I don’t often get overly agitated about the things I read in the newspaper’s food section.

Although I was once the most exacting of food editors – until I was permanently sidelined during an unfortunate incident involving catfish chili – I tend to take a live-and-let-live attitude when it comes to the culinary suggestions offered up in The Reporter’s food pages these days.

And then, two weeks ago, a meal suggestion on the front page of the newspaper’s food section sent me staggering back in abject horror. Some geniuses – who were smart enough to remain nameless – had printed a fine and frolicsome recipe for “Shish kebabs the lazy way.”

Great.

What in the wide world of skewered foodstuffs were they thinking?
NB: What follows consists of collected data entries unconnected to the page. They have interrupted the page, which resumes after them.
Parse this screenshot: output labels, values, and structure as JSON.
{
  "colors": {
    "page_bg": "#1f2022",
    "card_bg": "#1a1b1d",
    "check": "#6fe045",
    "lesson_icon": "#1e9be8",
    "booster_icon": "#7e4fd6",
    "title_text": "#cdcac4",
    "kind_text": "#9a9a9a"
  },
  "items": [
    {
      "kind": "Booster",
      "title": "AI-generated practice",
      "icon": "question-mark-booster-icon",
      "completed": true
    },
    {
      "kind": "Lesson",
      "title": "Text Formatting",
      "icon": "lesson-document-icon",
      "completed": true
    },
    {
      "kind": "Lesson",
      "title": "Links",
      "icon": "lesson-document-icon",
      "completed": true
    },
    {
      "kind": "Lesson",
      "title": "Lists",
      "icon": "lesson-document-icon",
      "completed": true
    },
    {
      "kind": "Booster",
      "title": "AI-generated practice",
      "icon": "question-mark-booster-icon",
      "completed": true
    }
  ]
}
Shish kebabs are, by their very nature, among the laziest of dishes one can prepare without losing consciousness. You take whatever old vegetables and reduced-for-quick-sale meat you might have at hand, cram them onto a skewer and leave them in close proximity to some heat source until they appear cooked.

This is, like, easy. If you’re barbecuing, you can manage this even after consuming the obligatory seven beers required by the California Barbecue Code. If you get any more laid-back, you’ll burn your face while snoozing on the grill.
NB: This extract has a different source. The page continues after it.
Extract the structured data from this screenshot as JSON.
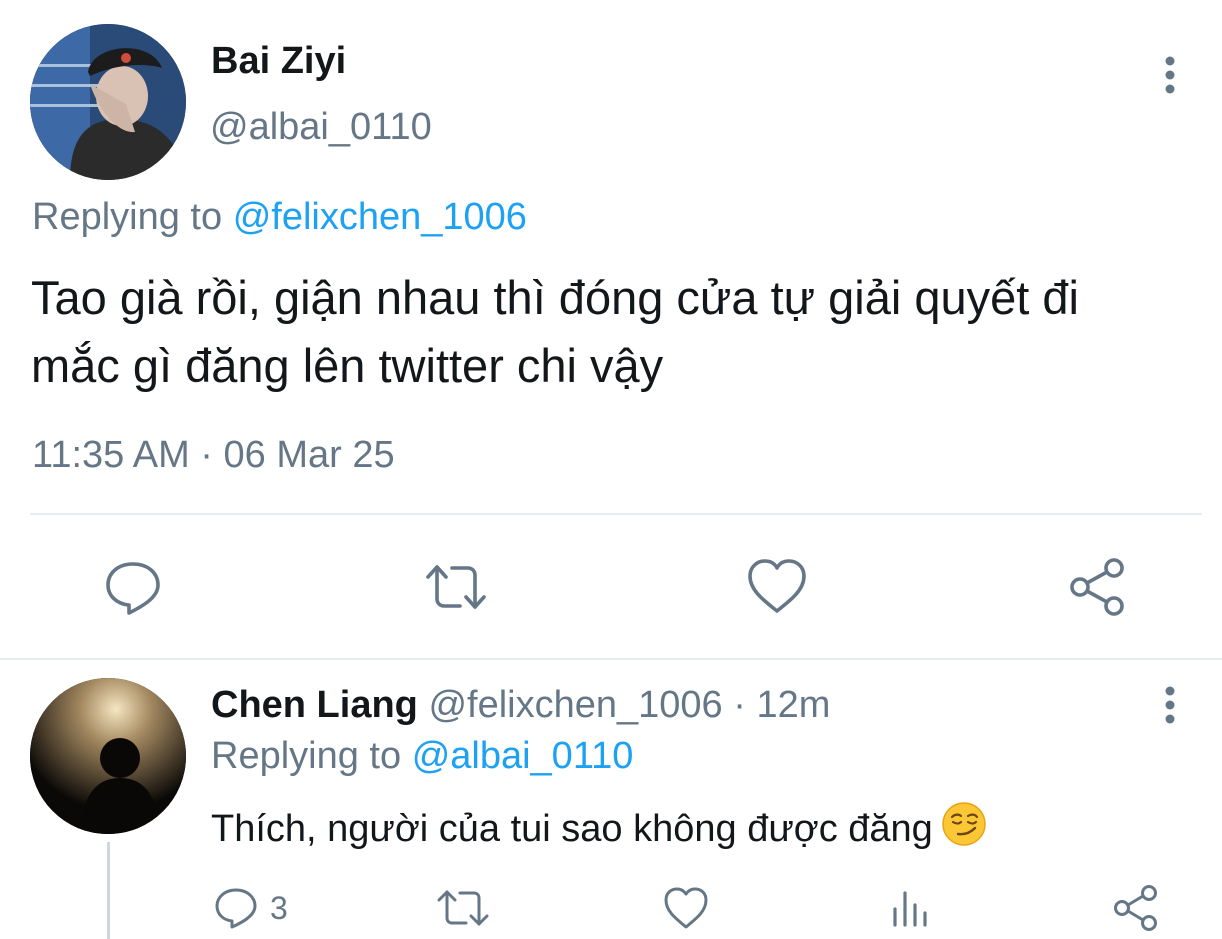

So, of course, our food consultants suggest taking one lethargic step backward and simply eliminating those complicated and difficult-to-operate skewers.

“Just toss the fixings loose on the grill!” they recommend.

Yeah, that’s going to work just swell.

Now, instead of simply picking up your convenient skewer of incinerated leftovers, you have to fight with a half-dozen brew-fueled barbecue guests as they try to grab at bits of meat and vegetables rolling merrily back and forth across a red hot grill.

I should point out that this only applies to the meat and vegetables that remain within reach, since the smaller pieces are likely to have slipped through the grill and into the glowing coals.

The latter problem, our newsprint gourmets report, can be solved simply by putting your non-kebabs on a lightly oiled grilling grid or aluminum foil.

Wonderful. Now your “lazy” meal requires you to find or fabricate a grill for your grill before you can begin grilling.

Equally distressing is the fact that our food experts have clearly forgotten the best part of shish kebabing – skewers are fun.

You can use them to pop party balloons or make dramatic gestures while recounting your days in the Seventh Cavalry. Afterwards, your kids will delight in staging sword fights with the amusing, pointed instruments. Let’s face it, used barbecue skewers are one of the few remaining childhood joys of summer since lawn darts and bottle rockets were banned by a bunch of humorless Washington bureaucrats several years ago.